The objective behind the threat actors’ efforts is believed to be the breaching of corporate accounts in order to perform business email compromise (BEC) attacks.
As reported by Bleeping Computer, BEC-based activity would see payments being redirected toward hackers’ bank accounts via the use of forged documents.
Zscaler, a cloud security company, said that targets were involved in various industries, such as fin-tech, lending, accounting, insurance, and Federal Credit Union organizations based in the U.S., U.K., New Zealand, and Australia.
At the moment, it seems the campaign has yet to be properly addressed by Microsoft, with new phishing domains being published nearly every day.

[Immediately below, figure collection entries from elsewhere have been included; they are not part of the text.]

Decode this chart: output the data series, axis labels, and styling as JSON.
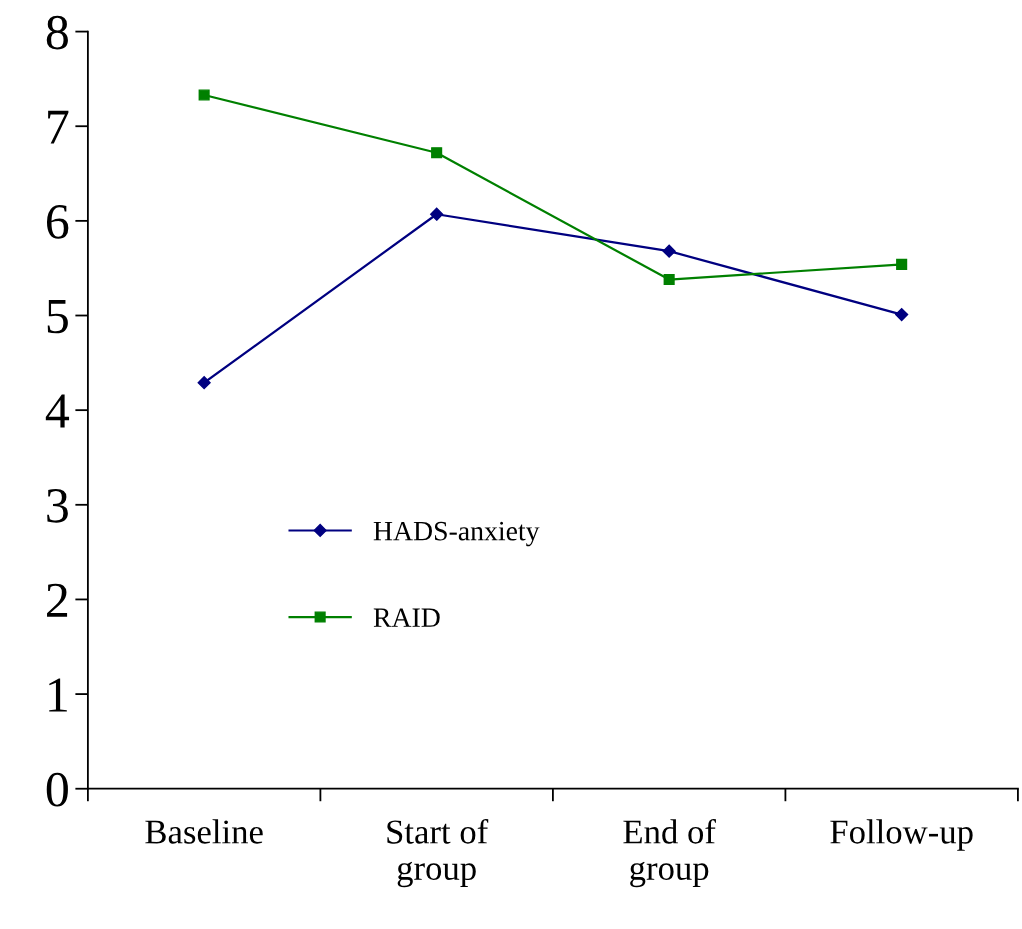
{
  "chart_data": {
    "type": "line",
    "categories": [
      "Baseline",
      "Start of\ngroup",
      "End of\ngroup",
      "Follow-up"
    ],
    "series": [
      {
        "name": "HADS-anxiety",
        "color": "#000080",
        "marker": "diamond",
        "values": [
          4.29,
          6.07,
          5.68,
          5.01
        ]
      },
      {
        "name": "RAID",
        "color": "#008000",
        "marker": "square",
        "values": [
          7.33,
          6.72,
          5.38,
          5.54
        ]
      }
    ],
    "ylim": [
      0,
      8
    ],
    "yticks": [
      0,
      1,
      2,
      3,
      4,
      5,
      6,
      7,
      8
    ],
    "grid": false,
    "legend": "bottom",
    "line_style": "solid"
  }
}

The campaign was originally detected in June 2022, with analysts observing a sudden rise in phishing attempts against the aforementioned industries, in addition to account holders of Microsoft email services.
Threat actors would incorporate links to the emails as buttons or HTML files that would redirect the target to a phishing page. Bleeping Computer points out how certain platforms don’t see open redirects as a vulnerability, which has led to these malicious redirects going through Google Ads, Snapchat, and DoubleClick.

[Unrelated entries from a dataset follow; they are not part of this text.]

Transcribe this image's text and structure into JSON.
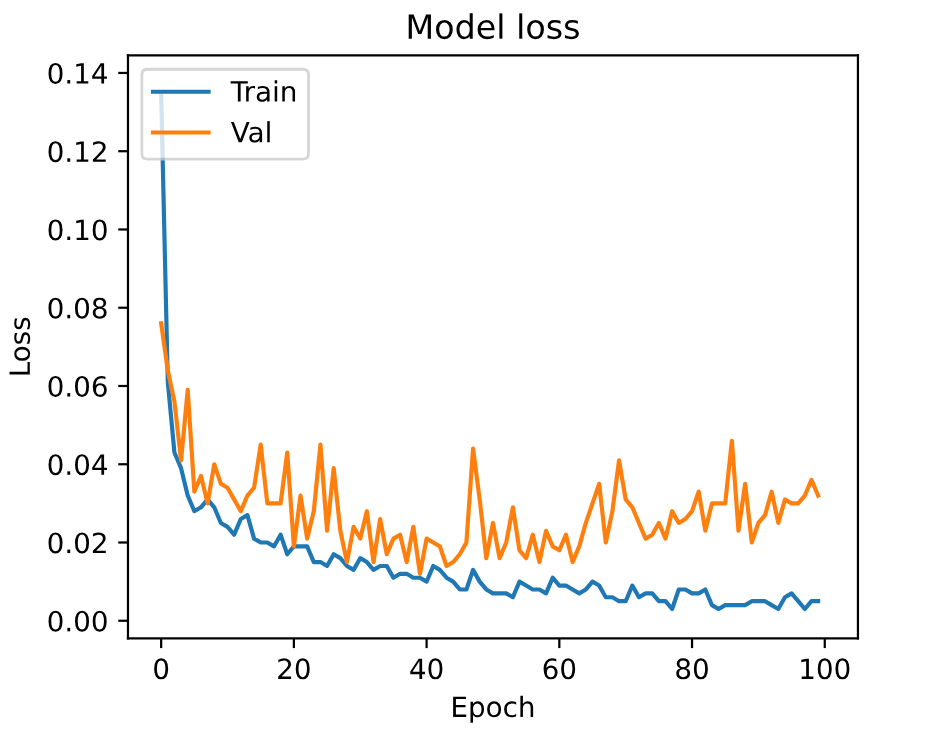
{
  "chart_data": {
    "type": "line",
    "title": "Model loss",
    "xlabel": "Epoch",
    "ylabel": "Loss",
    "x": [
      0,
      1,
      2,
      3,
      4,
      5,
      6,
      7,
      8,
      9,
      10,
      11,
      12,
      13,
      14,
      15,
      16,
      17,
      18,
      19,
      20,
      21,
      22,
      23,
      24,
      25,
      26,
      27,
      28,
      29,
      30,
      31,
      32,
      33,
      34,
      35,
      36,
      37,
      38,
      39,
      40,
      41,
      42,
      43,
      44,
      45,
      46,
      47,
      48,
      49,
      50,
      51,
      52,
      53,
      54,
      55,
      56,
      57,
      58,
      59,
      60,
      61,
      62,
      63,
      64,
      65,
      66,
      67,
      68,
      69,
      70,
      71,
      72,
      73,
      74,
      75,
      76,
      77,
      78,
      79,
      80,
      81,
      82,
      83,
      84,
      85,
      86,
      87,
      88,
      89,
      90,
      91,
      92,
      93,
      94,
      95,
      96,
      97,
      98,
      99
    ],
    "series": [
      {
        "name": "Train",
        "color": "#1f77b4",
        "values": [
          0.135,
          0.061,
          0.043,
          0.039,
          0.032,
          0.028,
          0.029,
          0.031,
          0.029,
          0.025,
          0.024,
          0.022,
          0.026,
          0.027,
          0.021,
          0.02,
          0.02,
          0.019,
          0.022,
          0.017,
          0.019,
          0.019,
          0.019,
          0.015,
          0.015,
          0.014,
          0.017,
          0.016,
          0.014,
          0.013,
          0.016,
          0.015,
          0.013,
          0.014,
          0.014,
          0.011,
          0.012,
          0.012,
          0.011,
          0.011,
          0.01,
          0.014,
          0.013,
          0.011,
          0.01,
          0.008,
          0.008,
          0.013,
          0.01,
          0.008,
          0.007,
          0.007,
          0.007,
          0.006,
          0.01,
          0.009,
          0.008,
          0.008,
          0.007,
          0.011,
          0.009,
          0.009,
          0.008,
          0.007,
          0.008,
          0.01,
          0.009,
          0.006,
          0.006,
          0.005,
          0.005,
          0.009,
          0.006,
          0.007,
          0.007,
          0.005,
          0.005,
          0.003,
          0.008,
          0.008,
          0.007,
          0.007,
          0.008,
          0.004,
          0.003,
          0.004,
          0.004,
          0.004,
          0.004,
          0.005,
          0.005,
          0.005,
          0.004,
          0.003,
          0.006,
          0.007,
          0.005,
          0.003,
          0.005,
          0.005
        ]
      },
      {
        "name": "Val",
        "color": "#ff7f0e",
        "values": [
          0.076,
          0.064,
          0.056,
          0.041,
          0.059,
          0.033,
          0.037,
          0.03,
          0.04,
          0.035,
          0.034,
          0.031,
          0.028,
          0.032,
          0.034,
          0.045,
          0.03,
          0.03,
          0.03,
          0.043,
          0.019,
          0.032,
          0.021,
          0.028,
          0.045,
          0.023,
          0.039,
          0.023,
          0.015,
          0.024,
          0.021,
          0.028,
          0.015,
          0.026,
          0.017,
          0.021,
          0.022,
          0.015,
          0.024,
          0.012,
          0.021,
          0.02,
          0.019,
          0.014,
          0.015,
          0.017,
          0.02,
          0.044,
          0.031,
          0.016,
          0.025,
          0.016,
          0.02,
          0.029,
          0.018,
          0.016,
          0.022,
          0.015,
          0.023,
          0.019,
          0.018,
          0.022,
          0.015,
          0.019,
          0.025,
          0.03,
          0.035,
          0.02,
          0.028,
          0.041,
          0.031,
          0.029,
          0.025,
          0.021,
          0.022,
          0.025,
          0.021,
          0.028,
          0.025,
          0.026,
          0.028,
          0.033,
          0.023,
          0.03,
          0.03,
          0.03,
          0.046,
          0.023,
          0.035,
          0.02,
          0.025,
          0.027,
          0.033,
          0.025,
          0.031,
          0.03,
          0.03,
          0.032,
          0.036,
          0.032
        ]
      }
    ],
    "xlim": [
      -5,
      105
    ],
    "ylim": [
      -0.0045,
      0.1445
    ],
    "xticks": [
      0,
      20,
      40,
      60,
      80,
      100
    ],
    "yticks": [
      {
        "value": 0,
        "label": "0.00"
      },
      {
        "value": 0.02,
        "label": "0.02"
      },
      {
        "value": 0.04,
        "label": "0.04"
      },
      {
        "value": 0.06,
        "label": "0.06"
      },
      {
        "value": 0.08,
        "label": "0.08"
      },
      {
        "value": 0.1,
        "label": "0.10"
      },
      {
        "value": 0.12,
        "label": "0.12"
      },
      {
        "value": 0.14,
        "label": "0.14"
      }
    ],
    "legend": "top left",
    "grid": false,
    "marker": "none",
    "line_style": "solid"
  }
}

Businesses and individuals are increasingly turning to multifactor authentication to secure their accounts. As such, obtaining a login email and password nowadays won’t provide anything of value to hackers.
Custom phishing kits and reverse proxies like Evilginx2, Muraena, and Modilshka have now come into play to bypass an MFA-enabled account.

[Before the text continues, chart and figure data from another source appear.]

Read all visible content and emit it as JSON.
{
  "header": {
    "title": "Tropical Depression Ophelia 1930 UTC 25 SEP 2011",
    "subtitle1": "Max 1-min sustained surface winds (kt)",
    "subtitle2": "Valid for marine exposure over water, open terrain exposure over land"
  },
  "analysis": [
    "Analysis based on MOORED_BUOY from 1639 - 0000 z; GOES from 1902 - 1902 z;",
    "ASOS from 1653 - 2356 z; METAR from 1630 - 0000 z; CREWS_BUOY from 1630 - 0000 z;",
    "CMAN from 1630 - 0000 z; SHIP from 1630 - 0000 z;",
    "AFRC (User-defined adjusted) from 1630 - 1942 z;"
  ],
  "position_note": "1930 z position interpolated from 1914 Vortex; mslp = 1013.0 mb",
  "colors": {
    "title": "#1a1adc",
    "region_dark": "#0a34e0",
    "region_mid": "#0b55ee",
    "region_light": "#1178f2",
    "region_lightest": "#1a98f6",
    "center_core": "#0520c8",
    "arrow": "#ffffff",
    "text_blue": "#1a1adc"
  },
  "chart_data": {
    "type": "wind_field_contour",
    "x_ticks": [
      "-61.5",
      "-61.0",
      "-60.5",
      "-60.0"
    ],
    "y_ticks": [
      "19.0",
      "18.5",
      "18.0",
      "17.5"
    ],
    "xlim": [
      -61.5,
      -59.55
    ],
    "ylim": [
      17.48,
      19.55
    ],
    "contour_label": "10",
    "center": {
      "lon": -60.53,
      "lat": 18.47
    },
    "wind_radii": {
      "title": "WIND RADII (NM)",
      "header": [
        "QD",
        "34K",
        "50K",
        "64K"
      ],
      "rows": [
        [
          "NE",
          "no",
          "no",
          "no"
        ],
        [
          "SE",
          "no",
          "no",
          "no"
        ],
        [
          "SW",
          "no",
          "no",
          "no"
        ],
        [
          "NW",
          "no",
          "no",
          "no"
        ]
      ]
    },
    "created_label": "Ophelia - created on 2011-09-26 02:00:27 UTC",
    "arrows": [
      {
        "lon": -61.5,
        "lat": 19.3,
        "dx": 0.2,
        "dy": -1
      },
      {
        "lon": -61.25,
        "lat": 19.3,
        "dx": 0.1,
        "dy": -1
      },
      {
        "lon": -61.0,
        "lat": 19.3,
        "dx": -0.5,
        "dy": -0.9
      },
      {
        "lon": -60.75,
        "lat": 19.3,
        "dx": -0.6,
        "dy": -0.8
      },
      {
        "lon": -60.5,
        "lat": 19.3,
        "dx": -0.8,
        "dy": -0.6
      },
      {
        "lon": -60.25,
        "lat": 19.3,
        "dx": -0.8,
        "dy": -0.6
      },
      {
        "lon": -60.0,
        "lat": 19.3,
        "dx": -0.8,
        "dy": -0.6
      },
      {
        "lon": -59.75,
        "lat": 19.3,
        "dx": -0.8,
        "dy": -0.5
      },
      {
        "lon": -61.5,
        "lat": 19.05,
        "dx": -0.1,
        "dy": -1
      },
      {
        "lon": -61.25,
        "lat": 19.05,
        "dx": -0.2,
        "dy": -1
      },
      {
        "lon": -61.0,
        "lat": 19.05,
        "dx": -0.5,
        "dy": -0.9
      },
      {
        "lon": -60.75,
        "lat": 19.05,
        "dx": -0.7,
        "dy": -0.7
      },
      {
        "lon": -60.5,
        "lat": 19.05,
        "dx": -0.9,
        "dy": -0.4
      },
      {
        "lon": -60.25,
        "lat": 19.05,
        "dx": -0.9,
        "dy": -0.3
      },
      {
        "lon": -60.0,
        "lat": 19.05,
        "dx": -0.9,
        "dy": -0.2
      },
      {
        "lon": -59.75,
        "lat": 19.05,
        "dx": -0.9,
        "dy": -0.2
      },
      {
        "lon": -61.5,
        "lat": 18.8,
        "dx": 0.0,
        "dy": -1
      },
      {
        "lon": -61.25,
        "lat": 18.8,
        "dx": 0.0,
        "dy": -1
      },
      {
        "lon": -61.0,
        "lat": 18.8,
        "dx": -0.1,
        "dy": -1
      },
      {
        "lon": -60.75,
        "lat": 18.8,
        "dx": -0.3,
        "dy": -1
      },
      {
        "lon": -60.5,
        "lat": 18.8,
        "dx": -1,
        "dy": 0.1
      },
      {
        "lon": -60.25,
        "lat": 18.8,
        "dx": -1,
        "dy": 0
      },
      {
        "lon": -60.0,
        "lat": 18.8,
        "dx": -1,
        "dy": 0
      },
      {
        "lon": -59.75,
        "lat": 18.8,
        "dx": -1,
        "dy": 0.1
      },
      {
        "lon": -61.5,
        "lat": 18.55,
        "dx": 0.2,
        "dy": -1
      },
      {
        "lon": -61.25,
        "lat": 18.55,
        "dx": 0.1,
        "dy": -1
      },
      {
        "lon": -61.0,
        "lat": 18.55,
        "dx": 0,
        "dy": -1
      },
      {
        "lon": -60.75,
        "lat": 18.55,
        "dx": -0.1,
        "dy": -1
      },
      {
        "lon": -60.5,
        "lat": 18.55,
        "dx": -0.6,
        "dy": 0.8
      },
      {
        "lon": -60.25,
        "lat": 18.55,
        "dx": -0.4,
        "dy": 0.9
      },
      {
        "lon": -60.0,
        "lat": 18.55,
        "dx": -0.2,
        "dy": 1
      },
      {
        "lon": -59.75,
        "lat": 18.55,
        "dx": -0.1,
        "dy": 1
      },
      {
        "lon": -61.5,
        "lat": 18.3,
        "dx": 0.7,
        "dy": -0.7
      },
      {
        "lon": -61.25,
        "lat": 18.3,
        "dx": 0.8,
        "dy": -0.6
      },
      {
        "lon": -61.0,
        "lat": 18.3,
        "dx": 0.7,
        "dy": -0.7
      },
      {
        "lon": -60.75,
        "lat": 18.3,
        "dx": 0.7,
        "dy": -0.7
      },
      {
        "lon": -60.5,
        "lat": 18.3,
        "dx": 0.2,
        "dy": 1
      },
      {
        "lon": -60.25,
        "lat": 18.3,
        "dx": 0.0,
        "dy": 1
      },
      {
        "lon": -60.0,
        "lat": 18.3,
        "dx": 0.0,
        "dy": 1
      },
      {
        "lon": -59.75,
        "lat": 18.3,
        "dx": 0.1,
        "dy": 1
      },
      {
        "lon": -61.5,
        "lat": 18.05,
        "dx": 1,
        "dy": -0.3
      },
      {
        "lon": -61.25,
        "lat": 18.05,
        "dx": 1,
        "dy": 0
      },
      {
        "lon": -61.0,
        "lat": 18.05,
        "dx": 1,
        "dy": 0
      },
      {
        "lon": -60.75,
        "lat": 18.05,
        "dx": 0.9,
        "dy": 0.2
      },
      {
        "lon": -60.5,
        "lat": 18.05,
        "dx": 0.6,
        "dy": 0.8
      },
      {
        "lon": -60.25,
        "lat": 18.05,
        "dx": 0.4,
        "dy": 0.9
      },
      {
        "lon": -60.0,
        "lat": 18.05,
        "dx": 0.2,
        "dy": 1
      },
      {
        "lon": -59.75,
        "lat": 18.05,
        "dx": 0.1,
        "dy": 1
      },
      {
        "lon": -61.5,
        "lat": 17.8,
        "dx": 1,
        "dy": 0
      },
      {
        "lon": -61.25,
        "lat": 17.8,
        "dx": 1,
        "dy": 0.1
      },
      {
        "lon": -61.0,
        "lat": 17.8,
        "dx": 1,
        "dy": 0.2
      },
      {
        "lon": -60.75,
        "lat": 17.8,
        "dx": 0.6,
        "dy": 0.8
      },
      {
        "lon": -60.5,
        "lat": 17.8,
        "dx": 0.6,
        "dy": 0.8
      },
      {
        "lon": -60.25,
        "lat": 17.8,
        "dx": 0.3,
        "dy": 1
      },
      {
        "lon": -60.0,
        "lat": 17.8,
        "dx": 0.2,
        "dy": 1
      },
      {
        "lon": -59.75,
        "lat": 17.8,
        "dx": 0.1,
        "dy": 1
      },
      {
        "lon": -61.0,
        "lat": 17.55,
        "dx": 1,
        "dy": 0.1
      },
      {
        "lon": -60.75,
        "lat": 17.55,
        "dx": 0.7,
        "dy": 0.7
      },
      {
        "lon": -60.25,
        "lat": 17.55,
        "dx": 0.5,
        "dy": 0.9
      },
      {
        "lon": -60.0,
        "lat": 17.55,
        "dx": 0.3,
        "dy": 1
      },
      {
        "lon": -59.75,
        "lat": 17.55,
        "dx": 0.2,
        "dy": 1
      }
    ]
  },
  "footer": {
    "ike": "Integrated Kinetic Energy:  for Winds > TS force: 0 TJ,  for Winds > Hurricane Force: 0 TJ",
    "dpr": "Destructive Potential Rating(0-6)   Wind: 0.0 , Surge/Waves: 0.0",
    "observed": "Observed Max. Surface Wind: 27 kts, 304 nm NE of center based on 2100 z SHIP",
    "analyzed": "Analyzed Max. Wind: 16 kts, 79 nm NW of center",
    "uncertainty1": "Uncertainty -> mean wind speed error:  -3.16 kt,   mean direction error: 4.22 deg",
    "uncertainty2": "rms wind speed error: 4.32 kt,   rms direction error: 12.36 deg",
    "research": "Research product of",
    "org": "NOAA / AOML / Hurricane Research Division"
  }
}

A phishing proxy that essentially acts as a middle man between the victim and email provider service is capable of extracting the authentication cookies. Through this method, hackers can use the stolen cookies to log in and completely evade MFA for an account.
For this particular campaign, a custom proxy-based phishing kit was found utilizing the Beautiful Soup HTML and XML parsing tool, which amends actual login pages derived from corporate logins in order to incorporate phishing components.